Eventually Cora flees the plantation with her friend Caesar (Aaron Pierre). He is one of many characters displaying the range of attitudes among the enslaved, saying, “I won’t be bred like cattle”. Ridgeway (Joel Edgerton, in another of his quietly intense performances) is determined to find Cora because he has failed to capture her mother, who disappeared from the plantation when Cora was a girl, an abandonment that left her so haunted and angry she dreams of slashing her mother’s throat with a knife.
Reading about a literal underground railroad is one thing, but seeing it on screen takes the metaphor one step closer to reality. Jenkins finds a balance by making the railroad physically believable yet at times fantastical. One of the stations is no more than a dark tunnel and a handcar. But in a dream, Cora enters a large, gleaming station brimming with people, where uniformed staff wait behind a ticket counter.
Her first stop off the railroad is a bright, urbane town in South Carolina, where a group of white people educate and sponsor the futures of black people. Cora wears a tailored yellow dress and hat, takes lessons in a classroom and waltzes with Caesar under glowing lanterns at a dance in the town square. But she also works in a museum that stages scenes of slave life. On display behind glass, she performs the role she recently lived, picking cotton. The town, with its intentionally anachronistic skyscrapers, may seem to point to a better future, but that beneficent world is not what it appears.

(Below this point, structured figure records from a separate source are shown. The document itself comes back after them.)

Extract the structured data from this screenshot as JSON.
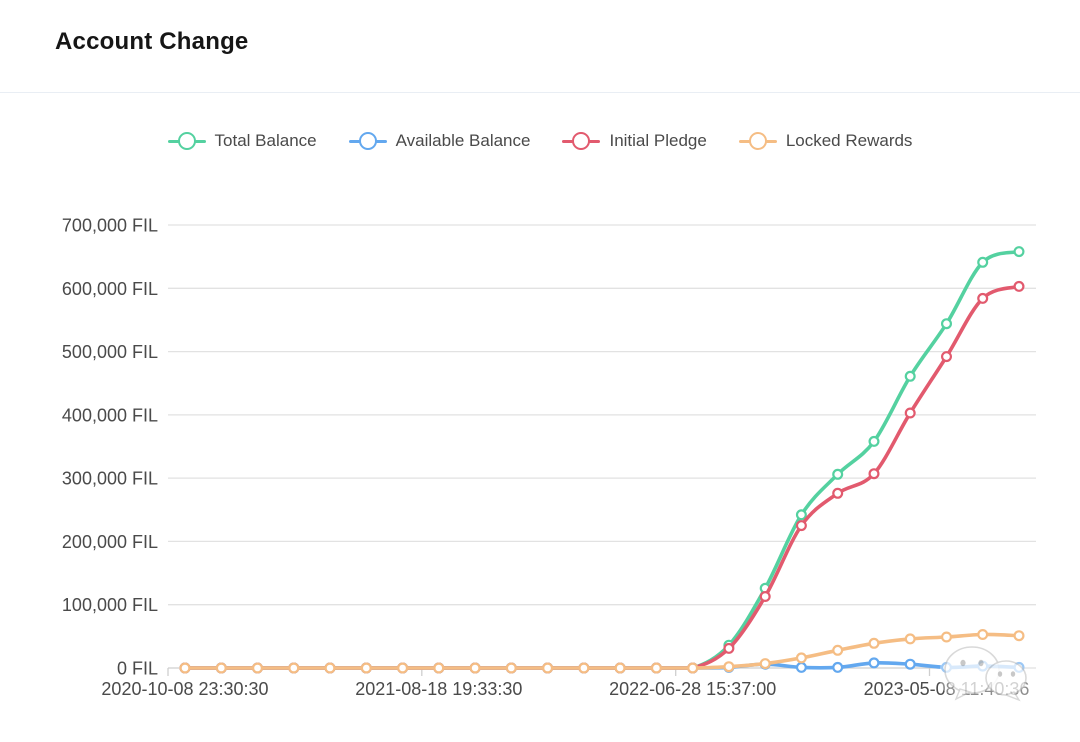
{
  "header": {
    "title": "Account Change"
  },
  "watermark": {
    "name": "wechat-logo-watermark"
  },
  "chart_data": {
    "type": "line",
    "title": "Account Change",
    "unit": "FIL",
    "smooth": true,
    "grid": true,
    "legend_position": "top",
    "ylim": [
      0,
      700000
    ],
    "y_tick_step": 100000,
    "y_tick_labels": [
      "0 FIL",
      "100,000 FIL",
      "200,000 FIL",
      "300,000 FIL",
      "400,000 FIL",
      "500,000 FIL",
      "600,000 FIL",
      "700,000 FIL"
    ],
    "x_point_count": 24,
    "x_tick_label_indices": [
      0,
      7,
      14,
      21
    ],
    "x_tick_labels": [
      "2020-10-08 23:30:30",
      "2021-08-18 19:33:30",
      "2022-06-28 15:37:00",
      "2023-05-08 11:40:36"
    ],
    "series": [
      {
        "name": "Total Balance",
        "color": "#54d1a0",
        "values": [
          0,
          0,
          0,
          0,
          0,
          0,
          0,
          0,
          0,
          0,
          0,
          0,
          0,
          0,
          0,
          36000,
          126000,
          242000,
          306000,
          358000,
          461000,
          544000,
          641000,
          658000
        ]
      },
      {
        "name": "Available Balance",
        "color": "#63a8ef",
        "values": [
          0,
          0,
          0,
          0,
          0,
          0,
          0,
          0,
          0,
          0,
          0,
          0,
          0,
          0,
          0,
          1000,
          6000,
          1000,
          1000,
          8000,
          6000,
          1000,
          3000,
          1000
        ]
      },
      {
        "name": "Initial Pledge",
        "color": "#e25a6e",
        "values": [
          0,
          0,
          0,
          0,
          0,
          0,
          0,
          0,
          0,
          0,
          0,
          0,
          0,
          0,
          0,
          31000,
          113000,
          225000,
          276000,
          307000,
          403000,
          492000,
          584000,
          603000
        ]
      },
      {
        "name": "Locked Rewards",
        "color": "#f5bd84",
        "values": [
          0,
          0,
          0,
          0,
          0,
          0,
          0,
          0,
          0,
          0,
          0,
          0,
          0,
          0,
          0,
          2000,
          7000,
          16000,
          28000,
          39000,
          46000,
          49000,
          53000,
          51000
        ]
      }
    ]
  }
}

Every one of Cora’s steps toward freedom leads to a cruel reversal, and Mbedu fiercely reveals her increasing determination to keep moving toward the future. Jenkins’s imagery reflects both the world around Cora and her state of mind, as she travels through a scorched landscape in Tennessee on to a lush green farm in Indiana. Like the landscape, the fantastical elements reflect her hopes and fears. She tumbles down a hole, floating like Alice In Wonderland, only to arrive in a dank, dirt-floored tunnel. Among the more effective poetic touches, Jenkins frequently shows characters standing still before the camera, looking at us. Many are dead but they are not translucent ghostly images. They are physical presences, alive with significance, even if they are no longer living in Cora’s world.